If I can go with stock for now (with Rock Auto replacements for anything worn out), I will.

Thanks!


----------



## armyadarkness (Dec 7, 2020)

LOTS of existing threads on this, but I'll give you some basic cautions.

I've done many suspension redo's and my serious advice is that many of the cheaper aftermarket arms are built very well, but they use horribly inferior hardware on them. So, not much point in buying a tig welded, chromoly suspension arm, and then attaching it to your car with 80 cents worth of Chinese hardware, which was not properly hardened, and ball joints off a go kart.

A few members have had success buying the cheaper arms and then replacing the hardware and ball joints with better units from NAPA.

Personally, I use all Global West, but Ive used UMI and QA1 and I like them as well. I also drive very hard.

Just please don't buy the generic Bonzai Brand off Amazon... If you do, it's all but mandatory that you first replace the balljoints and bolts with hardened stuff.


----------



## armyadarkness (Dec 7, 2020)

Rear Sway Bar Recommendations


Actually my axle guy recommended anything but rubber. He does a lot of 60's cars and trucks. Sez the repro rubber doesn't last more than a few years. He wanted to install Poly, but I didn't want the noise and didn't want to revisit this again. Plus the fact that the axle floats in the...




www.gtoforum.com


----------



## armyadarkness (Dec 7, 2020)

Does anyone have info about OPGI (brand) Front Tubular...
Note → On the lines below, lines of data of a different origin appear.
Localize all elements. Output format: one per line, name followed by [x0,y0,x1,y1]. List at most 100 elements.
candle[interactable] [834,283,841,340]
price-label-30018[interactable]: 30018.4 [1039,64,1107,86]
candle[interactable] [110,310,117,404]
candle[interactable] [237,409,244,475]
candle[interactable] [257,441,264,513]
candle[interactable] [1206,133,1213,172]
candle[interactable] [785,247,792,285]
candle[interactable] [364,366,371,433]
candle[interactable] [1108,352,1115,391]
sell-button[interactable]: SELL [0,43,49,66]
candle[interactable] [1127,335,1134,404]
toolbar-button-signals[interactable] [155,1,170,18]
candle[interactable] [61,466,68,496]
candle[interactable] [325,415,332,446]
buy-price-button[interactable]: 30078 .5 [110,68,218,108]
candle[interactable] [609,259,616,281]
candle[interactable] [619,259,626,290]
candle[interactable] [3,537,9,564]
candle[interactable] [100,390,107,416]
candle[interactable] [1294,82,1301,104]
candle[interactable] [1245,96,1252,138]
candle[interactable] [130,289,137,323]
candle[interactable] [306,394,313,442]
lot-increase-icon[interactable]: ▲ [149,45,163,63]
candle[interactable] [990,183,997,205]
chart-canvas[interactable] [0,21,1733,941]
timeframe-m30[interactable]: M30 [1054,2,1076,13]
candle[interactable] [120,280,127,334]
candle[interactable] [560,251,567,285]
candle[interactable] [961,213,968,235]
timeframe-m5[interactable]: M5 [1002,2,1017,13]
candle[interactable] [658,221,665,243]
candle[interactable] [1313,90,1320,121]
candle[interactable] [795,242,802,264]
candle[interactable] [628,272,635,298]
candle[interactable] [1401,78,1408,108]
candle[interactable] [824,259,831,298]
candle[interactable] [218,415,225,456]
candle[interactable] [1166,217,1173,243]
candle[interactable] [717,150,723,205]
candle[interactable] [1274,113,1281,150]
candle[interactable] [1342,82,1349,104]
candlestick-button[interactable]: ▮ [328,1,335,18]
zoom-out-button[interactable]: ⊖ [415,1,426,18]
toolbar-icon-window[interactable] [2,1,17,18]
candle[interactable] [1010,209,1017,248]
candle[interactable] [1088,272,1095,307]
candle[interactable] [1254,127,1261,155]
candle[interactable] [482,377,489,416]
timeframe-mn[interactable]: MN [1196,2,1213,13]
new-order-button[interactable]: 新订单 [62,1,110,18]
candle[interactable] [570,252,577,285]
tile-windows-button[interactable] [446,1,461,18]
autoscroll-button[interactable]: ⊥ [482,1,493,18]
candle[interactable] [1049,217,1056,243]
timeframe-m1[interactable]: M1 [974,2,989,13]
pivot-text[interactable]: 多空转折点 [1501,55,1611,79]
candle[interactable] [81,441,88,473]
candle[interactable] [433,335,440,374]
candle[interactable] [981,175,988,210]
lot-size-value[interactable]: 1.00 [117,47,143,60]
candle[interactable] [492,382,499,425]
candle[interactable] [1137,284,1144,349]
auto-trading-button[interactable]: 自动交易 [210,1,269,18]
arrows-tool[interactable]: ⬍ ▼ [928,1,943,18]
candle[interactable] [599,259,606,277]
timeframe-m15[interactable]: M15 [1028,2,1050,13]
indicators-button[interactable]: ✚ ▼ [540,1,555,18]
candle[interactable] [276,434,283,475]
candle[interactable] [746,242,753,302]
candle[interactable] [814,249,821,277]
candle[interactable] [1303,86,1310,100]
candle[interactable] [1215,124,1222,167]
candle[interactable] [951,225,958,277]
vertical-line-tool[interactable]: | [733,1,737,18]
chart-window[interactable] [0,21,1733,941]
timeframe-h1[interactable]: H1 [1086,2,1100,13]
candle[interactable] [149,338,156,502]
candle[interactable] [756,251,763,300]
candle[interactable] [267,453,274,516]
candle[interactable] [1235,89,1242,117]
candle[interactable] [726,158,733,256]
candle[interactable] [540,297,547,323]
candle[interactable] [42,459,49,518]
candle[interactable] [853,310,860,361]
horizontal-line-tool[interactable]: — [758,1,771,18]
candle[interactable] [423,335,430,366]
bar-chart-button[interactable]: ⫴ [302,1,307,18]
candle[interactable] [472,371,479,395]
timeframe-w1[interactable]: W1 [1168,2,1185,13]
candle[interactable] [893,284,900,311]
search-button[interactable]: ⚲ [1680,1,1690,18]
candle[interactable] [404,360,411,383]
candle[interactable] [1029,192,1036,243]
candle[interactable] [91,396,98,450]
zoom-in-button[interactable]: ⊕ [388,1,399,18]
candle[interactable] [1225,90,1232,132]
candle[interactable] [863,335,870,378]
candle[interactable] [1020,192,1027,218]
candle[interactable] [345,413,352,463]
I was looking at their products. They are selling OPGI brand Front Tubular Control Arms for about 1/2 the price of everyone else. For the price of an upper arm from other manufacturers, you can get both arms from OPGI. Are there brand products of good quality or are they crap?




www.gtoforum.com


----------



## O52 (Jan 27, 2019)

There only real differences are the springs and maybe the sway bar. 
Late model 65 GTOs with manual transmissions have the rear crossmember reinforcement brackets. All other suspension components are the same for all models


----------



## HarryH (Mar 22, 2021)

armyadarkness said:


> LOTS of existing threads on this, but I'll give you some basic cautions.
> 
> I've done many suspension redo's and my serious advice is that many of the cheaper aftermarket arms are built very well, but they use horribly inferior hardware on them. So, not much point in buying a tig welded, chromoly suspension arm, and then attaching it to your car with 80 cents worth of Chinese hardware, which was not properly hardened, and ball joints off a go kart.
> 
> ...


Thanks! not actually looking for the upgrade recommendations at this point, but will save this info for when that day comes


----------



## armyadarkness (Dec 7, 2020)

HarryH said:


> Thanks! not actually looking for the upgrade recommendations at this point, but will save this info for when that day comes


It was hard to tell from the information that you gave... but in that case, I'd say look before you leap! Nearly all of the reproduction, OEM style suspension parts come from China, so you may have serious trouble finding anything in stock. If time is a factor, then you might need to go aftermarket.

If not, then as Ed said, it's all the saem, aside from personal preferences, such as shock quality and ride height.


----------



## LATECH (Jul 18, 2018)

armyadarkness said:


> and ball joints off a go kart.


ROFLMAO


----------



## ylwgto (Oct 27, 2009)

I'll second Army on replacing the critical connection points if you buy overseas tubular control arms. I did exactly this and am quite pleased...the actual control arms are blatant copies of Global West units and are made very well, but the ball joints were TERRIFYING!! I replaced them with MOOG and all is well.


----------



## armyadarkness (Dec 7, 2020)

LATECH said:


> ROFLMAO


And not a Honda gokart, either! One of those Walmart ones.


----------